A cybersecurity campaign has been identified targeting users in Brazil with a Python-based worm that spreads the Eternidade information stealer. The malware propagates through the popular messaging application WhatsApp, leveraging victims’ own accounts to reach new targets. The operation is linked to a threat actor known as the “Enigma Team,” which sells the Eternidade malware as a service on a subscription basis.

Infection and Propagation Mechanism

The attack chain begins when a user receives a malicious message on WhatsApp from an already compromised contact. This message contains a link that, when clicked, downloads a VBScript file. Execution of this script initiates the download of a .NET loader, which is the primary component responsible for installing the malware payloads. This loader deploys two main components onto the victim’s system: the Eternidade information stealer and the Python-based worm. The worm component then gains access to the victim’s active WhatsApp for Web session. It uses this access to automatically send the same malicious message to the victim’s contact list, thereby continuing the infection cycle.

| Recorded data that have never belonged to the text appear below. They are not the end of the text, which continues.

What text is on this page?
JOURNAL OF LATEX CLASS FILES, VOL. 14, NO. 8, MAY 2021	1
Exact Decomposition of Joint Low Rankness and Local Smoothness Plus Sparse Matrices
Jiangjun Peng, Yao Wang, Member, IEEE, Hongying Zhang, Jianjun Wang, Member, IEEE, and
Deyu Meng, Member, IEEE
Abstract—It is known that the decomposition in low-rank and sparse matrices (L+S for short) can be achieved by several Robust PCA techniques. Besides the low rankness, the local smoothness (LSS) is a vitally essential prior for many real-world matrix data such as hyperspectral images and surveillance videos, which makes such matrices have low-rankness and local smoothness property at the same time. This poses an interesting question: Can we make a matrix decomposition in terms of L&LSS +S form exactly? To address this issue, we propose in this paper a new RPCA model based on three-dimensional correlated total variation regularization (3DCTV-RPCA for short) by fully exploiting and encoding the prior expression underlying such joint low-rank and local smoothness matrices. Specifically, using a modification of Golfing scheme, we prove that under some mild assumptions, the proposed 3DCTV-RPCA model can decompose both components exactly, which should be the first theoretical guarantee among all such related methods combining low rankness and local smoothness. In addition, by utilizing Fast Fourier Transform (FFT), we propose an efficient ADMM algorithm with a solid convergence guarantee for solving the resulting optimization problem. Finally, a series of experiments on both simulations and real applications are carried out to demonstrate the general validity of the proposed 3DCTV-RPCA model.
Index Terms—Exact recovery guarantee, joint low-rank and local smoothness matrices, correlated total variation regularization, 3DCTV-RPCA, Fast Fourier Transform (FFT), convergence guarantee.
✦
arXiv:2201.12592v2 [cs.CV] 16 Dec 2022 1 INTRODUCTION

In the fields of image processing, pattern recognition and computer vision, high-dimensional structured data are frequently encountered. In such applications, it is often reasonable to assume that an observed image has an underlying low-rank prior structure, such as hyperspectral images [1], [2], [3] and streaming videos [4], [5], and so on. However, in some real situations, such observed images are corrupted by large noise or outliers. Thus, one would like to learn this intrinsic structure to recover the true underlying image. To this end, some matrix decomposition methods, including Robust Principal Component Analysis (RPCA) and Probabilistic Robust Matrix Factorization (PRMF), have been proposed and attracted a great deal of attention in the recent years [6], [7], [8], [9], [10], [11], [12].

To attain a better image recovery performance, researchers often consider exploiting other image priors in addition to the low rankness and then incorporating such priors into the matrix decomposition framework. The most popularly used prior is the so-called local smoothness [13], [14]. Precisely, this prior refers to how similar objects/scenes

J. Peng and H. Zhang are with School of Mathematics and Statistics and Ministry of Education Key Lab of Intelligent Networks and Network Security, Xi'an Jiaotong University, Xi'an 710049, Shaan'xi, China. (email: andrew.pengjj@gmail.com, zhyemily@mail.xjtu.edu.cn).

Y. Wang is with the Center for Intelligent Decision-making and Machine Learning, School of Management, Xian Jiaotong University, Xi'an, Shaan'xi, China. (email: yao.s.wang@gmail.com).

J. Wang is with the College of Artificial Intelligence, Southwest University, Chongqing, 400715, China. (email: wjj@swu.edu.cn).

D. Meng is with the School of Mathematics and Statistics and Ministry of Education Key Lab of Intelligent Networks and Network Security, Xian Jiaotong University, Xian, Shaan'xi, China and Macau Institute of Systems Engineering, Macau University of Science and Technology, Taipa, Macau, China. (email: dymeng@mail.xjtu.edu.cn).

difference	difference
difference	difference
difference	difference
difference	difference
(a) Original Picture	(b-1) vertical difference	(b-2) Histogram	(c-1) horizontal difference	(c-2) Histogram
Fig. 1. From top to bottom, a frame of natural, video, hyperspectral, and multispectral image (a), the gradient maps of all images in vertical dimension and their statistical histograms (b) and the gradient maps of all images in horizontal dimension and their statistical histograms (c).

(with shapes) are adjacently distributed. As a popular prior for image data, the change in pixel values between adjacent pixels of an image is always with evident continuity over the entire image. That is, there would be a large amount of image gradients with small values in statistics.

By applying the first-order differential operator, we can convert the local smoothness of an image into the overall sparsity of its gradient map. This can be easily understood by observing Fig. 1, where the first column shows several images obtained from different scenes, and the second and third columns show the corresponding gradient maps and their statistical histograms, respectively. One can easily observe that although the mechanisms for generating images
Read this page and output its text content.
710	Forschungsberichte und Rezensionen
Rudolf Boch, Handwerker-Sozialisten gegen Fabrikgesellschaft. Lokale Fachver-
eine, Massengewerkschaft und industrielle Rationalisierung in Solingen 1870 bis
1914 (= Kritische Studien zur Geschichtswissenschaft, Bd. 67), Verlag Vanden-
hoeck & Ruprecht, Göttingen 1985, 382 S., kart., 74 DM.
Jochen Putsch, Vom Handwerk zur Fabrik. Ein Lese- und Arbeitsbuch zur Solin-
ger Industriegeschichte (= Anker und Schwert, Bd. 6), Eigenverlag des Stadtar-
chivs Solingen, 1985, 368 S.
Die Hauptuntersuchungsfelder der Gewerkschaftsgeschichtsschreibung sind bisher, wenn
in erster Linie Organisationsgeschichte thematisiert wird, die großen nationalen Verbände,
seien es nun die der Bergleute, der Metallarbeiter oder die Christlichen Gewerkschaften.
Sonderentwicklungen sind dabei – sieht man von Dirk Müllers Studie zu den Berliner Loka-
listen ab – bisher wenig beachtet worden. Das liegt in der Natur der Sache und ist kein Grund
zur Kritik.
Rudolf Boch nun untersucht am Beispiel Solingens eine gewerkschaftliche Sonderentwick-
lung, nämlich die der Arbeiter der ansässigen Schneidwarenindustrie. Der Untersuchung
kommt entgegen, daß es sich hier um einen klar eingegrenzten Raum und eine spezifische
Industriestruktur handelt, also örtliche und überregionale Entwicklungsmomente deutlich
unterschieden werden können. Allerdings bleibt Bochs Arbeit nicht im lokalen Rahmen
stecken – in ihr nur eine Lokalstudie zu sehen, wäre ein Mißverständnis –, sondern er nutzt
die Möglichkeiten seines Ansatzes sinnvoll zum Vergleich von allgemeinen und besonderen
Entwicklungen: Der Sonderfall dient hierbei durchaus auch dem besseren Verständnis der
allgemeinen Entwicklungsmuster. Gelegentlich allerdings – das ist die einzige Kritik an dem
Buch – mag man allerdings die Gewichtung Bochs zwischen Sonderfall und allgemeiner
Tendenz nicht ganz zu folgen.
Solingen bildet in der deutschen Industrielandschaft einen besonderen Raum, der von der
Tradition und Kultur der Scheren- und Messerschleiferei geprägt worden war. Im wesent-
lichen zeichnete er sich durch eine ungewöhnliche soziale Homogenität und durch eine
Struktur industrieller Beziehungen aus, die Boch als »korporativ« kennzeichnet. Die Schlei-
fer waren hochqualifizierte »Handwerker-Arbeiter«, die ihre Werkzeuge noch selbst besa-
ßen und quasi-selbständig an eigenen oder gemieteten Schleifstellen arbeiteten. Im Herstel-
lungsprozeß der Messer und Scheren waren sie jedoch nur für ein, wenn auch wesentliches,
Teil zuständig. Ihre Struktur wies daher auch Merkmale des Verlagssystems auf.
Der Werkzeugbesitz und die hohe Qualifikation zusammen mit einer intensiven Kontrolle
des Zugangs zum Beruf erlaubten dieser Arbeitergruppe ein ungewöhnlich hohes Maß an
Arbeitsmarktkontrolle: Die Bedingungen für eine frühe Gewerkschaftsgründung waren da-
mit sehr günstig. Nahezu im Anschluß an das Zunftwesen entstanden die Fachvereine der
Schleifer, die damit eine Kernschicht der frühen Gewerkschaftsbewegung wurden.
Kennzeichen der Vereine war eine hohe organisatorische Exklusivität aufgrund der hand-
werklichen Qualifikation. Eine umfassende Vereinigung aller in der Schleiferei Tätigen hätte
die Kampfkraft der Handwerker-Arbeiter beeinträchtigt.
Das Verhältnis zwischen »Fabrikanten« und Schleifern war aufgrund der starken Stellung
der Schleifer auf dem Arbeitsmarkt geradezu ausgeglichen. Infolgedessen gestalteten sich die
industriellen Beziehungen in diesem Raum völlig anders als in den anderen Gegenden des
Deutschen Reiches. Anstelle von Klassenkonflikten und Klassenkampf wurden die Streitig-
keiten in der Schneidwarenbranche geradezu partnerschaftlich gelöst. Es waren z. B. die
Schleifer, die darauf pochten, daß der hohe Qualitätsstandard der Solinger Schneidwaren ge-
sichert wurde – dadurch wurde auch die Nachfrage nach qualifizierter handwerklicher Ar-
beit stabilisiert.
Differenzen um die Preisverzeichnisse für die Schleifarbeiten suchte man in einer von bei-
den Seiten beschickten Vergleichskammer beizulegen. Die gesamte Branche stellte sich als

Capabilities of the Eternidade Stealer

Once active on a system, the Eternidade stealer is designed to exfiltrate a wide range of sensitive data. Its documented capabilities include stealing saved credentials, cookies, and credit card information from popular web browsers such as Google Chrome, Mozilla Firefox, and Microsoft Edge. The malware also targets cryptocurrency wallets, including Exodus, Atomic, and MetaMask, to steal wallet data. Additional functions include stealing files from the user’s desktop, capturing screenshots of the active screen, and logging keystrokes. The stealer has also been observed exfiltrating credentials from FTP clients like FileZilla and email clients like Thunderbird.